Look at PortlandDad -- he and I find a lot of common ground. That thing about not calling and texting? I try it, too. It's a bear. But you can't do it. You just can't.

You wrote this:
Quote:
Mainly my reasoning for considering this is I really dont have to many people to discuss the sh*t with. The 2 friends i fish with both have come to the conclusion that i should just be able to flip a switch and be done with her.....not that easy for me. My parents are pretty biased and really all they say is i cant believe that she is doing this to you


Odd as it sounds, this is why friends and family are well-nigh useless in these situations -- and why _DR_ suggests they not be involved at all unless at the very last minute.

My WAW has told nearly the entire free world about the D. So setting aside everything else, even if she admitted in her heart-of-hearts that she wanted to slow down or even stop the D, how could she without completely losing face? She'd hear the echoes of a thousand voices saying, "But I thought you said...."

And there's the flip-side -- the more people she tells, the greater the validation she receives, because what does she tell? Her story -- not our story -- certainly not my story.

And this is a problem for the LBS, too -- people on "our" side feel sorry for us, wish this wasn't happening to us, and so they validate us. So your fishing buds tell you, "Hey, man, you're better off anyway; you'll be as right as rain in the morning. Pass me that casting spoon, will you?"

Now validating might great in the LBS-WAS/DB model as far as acknowledging your WAS's feelings goes, but it's useless otherwise. Why is it useless?

Because validation is not intended to motivate or correct or advise or assist or promote or direct or inspire. It is intended to salve the wound.
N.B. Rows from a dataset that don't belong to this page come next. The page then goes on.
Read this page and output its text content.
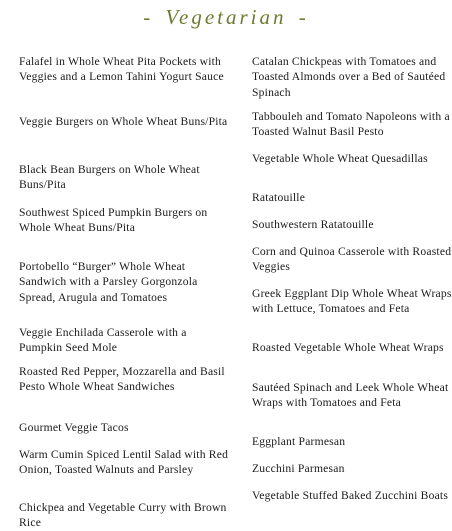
- Vegetarian -

Falafel in Whole Wheat Pita Pockets with Veggies and a Lemon Tahini Yogurt Sauce

Veggie Burgers on Whole Wheat Buns/Pita

Black Bean Burgers on Whole Wheat Buns/Pita

Southwest Spiced Pumpkin Burgers on Whole Wheat Buns/Pita

Portobello “Burger” Whole Wheat Sandwich with a Parsley Gorgonzola Spread, Arugula and Tomatoes

Veggie Enchilada Casserole with a Pumpkin Seed Mole

Roasted Red Pepper, Mozzarella and Basil Pesto Whole Wheat Sandwiches

Gourmet Veggie Tacos

Warm Cumin Spiced Lentil Salad with Red Onion, Toasted Walnuts and Parsley

Chickpea and Vegetable Curry with Brown Rice

Catalan Chickpeas with Tomatoes and Toasted Almonds over a Bed of Sautéed Spinach

Tabbouleh and Tomato Napoleons with a Toasted Walnut Basil Pesto

Vegetable Whole Wheat Quesadillas

Ratatouille

Southwestern Ratatouille

Corn and Quinoa Casserole with Roasted Veggies

Greek Eggplant Dip Whole Wheat Wraps with Lettuce, Tomatoes and Feta

Roasted Vegetable Whole Wheat Wraps

Sautéed Spinach and Leek Whole Wheat Wraps with Tomatoes and Feta

Eggplant Parmesan

Zucchini Parmesan

Vegetable Stuffed Baked Zucchini Boats
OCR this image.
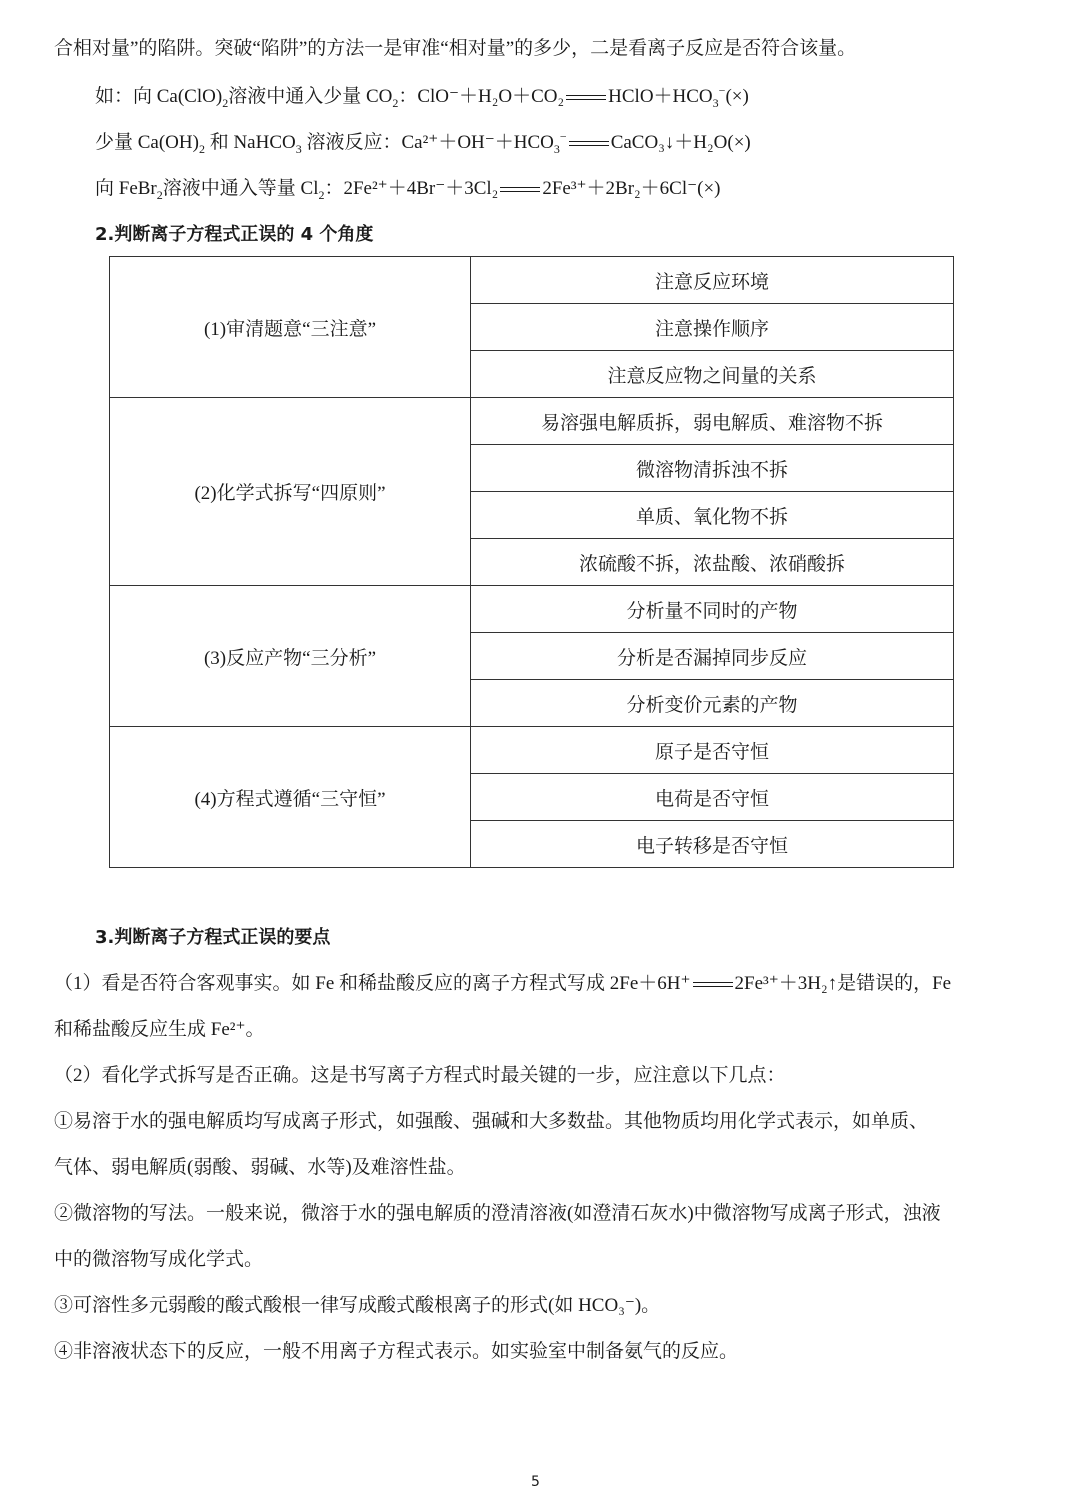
合相对量”的陷阱。突破“陷阱”的方法一是审准“相对量”的多少，二是看离子反应是否符合该量。
如：向 $Ca(ClO)_2$溶液中通入少量 $CO_2$：ClO⁻＋H₂O＋CO₂ $HClO+HCO_3^-(\times)$
少量 $Ca(OH)_2$ 和 NaHCO$_3$ 溶液反应：$Ca^{2+}+OH^-+HCO_3^-$ CaCO₃↓＋H₂O(×)
向 FeBr$_2$溶液中通入等量 $Cl_2$：2Fe²⁺＋4Br⁻＋3Cl₂ 2Fe³⁺＋2Br₂＋6Cl⁻(×)
2.判断离子方程式正误的 4 个角度
(1)审清题意“三注意”	注意反应环境
	注意操作顺序
	注意反应物之间量的关系
(2)化学式拆写“四原则”	易溶强电解质拆，弱电解质、难溶物不拆
	微溶物清拆浊不拆
	单质、氧化物不拆
	浓硫酸不拆，浓盐酸、浓硝酸拆
(3)反应产物“三分析”	分析量不同时的产物
	分析是否漏掉同步反应
	分析变价元素的产物
(4)方程式遵循“三守恒”	原子是否守恒
	电荷是否守恒
	电子转移是否守恒
3.判断离子方程式正误的要点
（1）看是否符合客观事实。如 Fe 和稀盐酸反应的离子方程式写成 2Fe＋6H⁺ 2Fe³⁺＋3H₂↑是错误的，Fe
和稀盐酸反应生成 Fe²⁺。
（2）看化学式拆写是否正确。这是书写离子方程式时最关键的一步，应注意以下几点：
①易溶于水的强电解质均写成离子形式，如强酸、强碱和大多数盐。其他物质均用化学式表示，如单质、
气体、弱电解质(弱酸、弱碱、水等)及难溶性盐。
②微溶物的写法。一般来说，微溶于水的强电解质的澄清溶液(如澄清石灰水)中微溶物写成离子形式，浊液
中的微溶物写成化学式。
③可溶性多元弱酸的酸式酸根一律写成酸式酸根离子的形式(如 HCO₃⁻)。
④非溶液状态下的反应，一般不用离子方程式表示。如实验室中制备氨气的反应。
5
Its goal is to make us feel better.

And it does.

Because nothing feels as good as validation, especially if it absolves us of responsibility for failure.

Validation is a lie -- validation tells us, "Hey, don't worry; everything will work out in the end."

Well it's one thing to lie to ourselves; it's another thing to believe it.

What you have to do, Deadman -- and by that I mean, what I have to do -- is turn pro. Amateurs play for fun; professionals play for keeps. As an author I like, Steven Pressfield, writes: "The professional...knows that any job, whether it's a novel or a kitchen remodel, takes twice as long as he thinks and costs twice as much."

So we have to turn pro. And a pro, Pressfield says, is a person prepared to confront his own self-sabotage.

Which is why PortlandDad says: No texting. No calls. Each 160-character text, each "hey, how's it going?" call, is sabotage. It's treason.

The pro, Pressfield says, "is an infantryman. He knows that progress is measured in yards of dirt extracted...one day, one hour, one minute at a time and paid for in blood."

Work on turning pro, Deadman. I'll work on it, too. And I'll see you on the other side.

Last edited by SmileysPerson; 05/09/09 03:50 AM.